The Argentina-based Center of Falklands War Veterans said in a statement Elizabeth II had “embodied the suffering of peoples subjugated under colonial and economic rule throughout her reign, an archaic system.”
In April this year, at a ceremony to commemorate the 40th anniversary of the war, President Alberto Fernandez reaffirmed: “The Falklands were, are and will be Argentine.”
‘Bravo Lilibet’
A poll last year found more than 81 percent of Argentines support the claim to sovereignty over the islands.
But in a 2013 referendum among Falkland Islanders, 97 percent voted to stay within the British realm, prompting the queen to declare it an overseas territory.
She raised ire in Buenos Aires by telling parliament at the time that Britain “will ensure the security, good governance and development of the Overseas Territories, including by protecting the Falkland Islanders’… right to determine their political futures.”
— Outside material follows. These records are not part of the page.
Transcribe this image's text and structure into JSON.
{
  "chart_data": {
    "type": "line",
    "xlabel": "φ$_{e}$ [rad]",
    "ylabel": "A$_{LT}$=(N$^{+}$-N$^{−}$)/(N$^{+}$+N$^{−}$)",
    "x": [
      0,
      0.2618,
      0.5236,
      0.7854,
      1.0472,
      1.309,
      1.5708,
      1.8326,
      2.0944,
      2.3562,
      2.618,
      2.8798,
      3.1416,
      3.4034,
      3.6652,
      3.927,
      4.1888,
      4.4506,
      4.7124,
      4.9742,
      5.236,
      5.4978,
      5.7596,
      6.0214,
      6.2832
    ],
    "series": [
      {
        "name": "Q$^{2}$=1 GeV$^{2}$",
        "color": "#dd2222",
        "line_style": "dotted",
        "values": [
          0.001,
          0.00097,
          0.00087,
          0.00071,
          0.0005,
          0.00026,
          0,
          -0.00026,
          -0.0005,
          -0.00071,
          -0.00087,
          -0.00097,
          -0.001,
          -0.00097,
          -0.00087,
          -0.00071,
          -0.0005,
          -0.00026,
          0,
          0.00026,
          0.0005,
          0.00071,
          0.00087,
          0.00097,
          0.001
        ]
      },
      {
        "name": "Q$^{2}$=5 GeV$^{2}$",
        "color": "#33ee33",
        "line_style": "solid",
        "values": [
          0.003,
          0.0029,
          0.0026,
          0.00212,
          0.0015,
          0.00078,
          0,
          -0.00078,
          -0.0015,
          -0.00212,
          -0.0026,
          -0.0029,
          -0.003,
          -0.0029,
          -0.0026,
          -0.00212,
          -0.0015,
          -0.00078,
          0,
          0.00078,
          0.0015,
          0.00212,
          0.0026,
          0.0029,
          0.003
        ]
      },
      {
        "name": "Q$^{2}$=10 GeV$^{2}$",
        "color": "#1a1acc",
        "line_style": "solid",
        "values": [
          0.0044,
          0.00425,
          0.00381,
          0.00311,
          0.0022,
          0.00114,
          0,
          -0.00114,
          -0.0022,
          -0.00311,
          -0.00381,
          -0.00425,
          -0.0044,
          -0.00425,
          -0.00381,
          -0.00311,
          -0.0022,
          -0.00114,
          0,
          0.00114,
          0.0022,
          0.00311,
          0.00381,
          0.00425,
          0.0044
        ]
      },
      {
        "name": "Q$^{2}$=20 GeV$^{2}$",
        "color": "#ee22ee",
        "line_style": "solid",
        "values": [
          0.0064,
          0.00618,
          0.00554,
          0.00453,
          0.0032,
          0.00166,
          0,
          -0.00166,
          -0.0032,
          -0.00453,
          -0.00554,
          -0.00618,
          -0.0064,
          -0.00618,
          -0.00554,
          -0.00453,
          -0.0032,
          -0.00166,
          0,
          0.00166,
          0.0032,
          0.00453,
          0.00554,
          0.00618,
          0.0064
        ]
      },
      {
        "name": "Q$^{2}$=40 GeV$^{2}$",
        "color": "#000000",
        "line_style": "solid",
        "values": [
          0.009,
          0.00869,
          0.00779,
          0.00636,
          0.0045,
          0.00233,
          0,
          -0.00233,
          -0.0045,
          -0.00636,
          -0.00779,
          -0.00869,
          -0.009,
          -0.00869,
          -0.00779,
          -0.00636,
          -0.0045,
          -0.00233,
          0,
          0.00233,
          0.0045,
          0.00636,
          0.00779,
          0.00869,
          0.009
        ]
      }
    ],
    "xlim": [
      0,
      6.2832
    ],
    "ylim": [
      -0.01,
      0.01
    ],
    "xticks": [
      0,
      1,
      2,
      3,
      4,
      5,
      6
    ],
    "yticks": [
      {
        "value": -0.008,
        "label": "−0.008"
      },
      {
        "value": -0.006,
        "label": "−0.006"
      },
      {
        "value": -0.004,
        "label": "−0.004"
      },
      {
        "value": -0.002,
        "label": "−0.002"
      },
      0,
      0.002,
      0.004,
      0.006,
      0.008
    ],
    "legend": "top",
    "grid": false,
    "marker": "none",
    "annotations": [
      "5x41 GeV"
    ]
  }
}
One of the monarch’s last acts, in May this year, was to declare the settlement of Port Stanley (called Puerto Argentino by Argentina) the official “capital” city of the islands.
“This exposes the colonial nature of the illegal and illegitimate occupation of our islands,” the Argentine government shot back.
For retired teacher Elizabeth Farinez, 67, there was a “somewhat conflictive relationship with English people, but we must recognize that she (Elizabeth) was quite a lady.
“We should say: ‘Bravo Lilibet, you did very well, for seventy years you ruled England very well’.”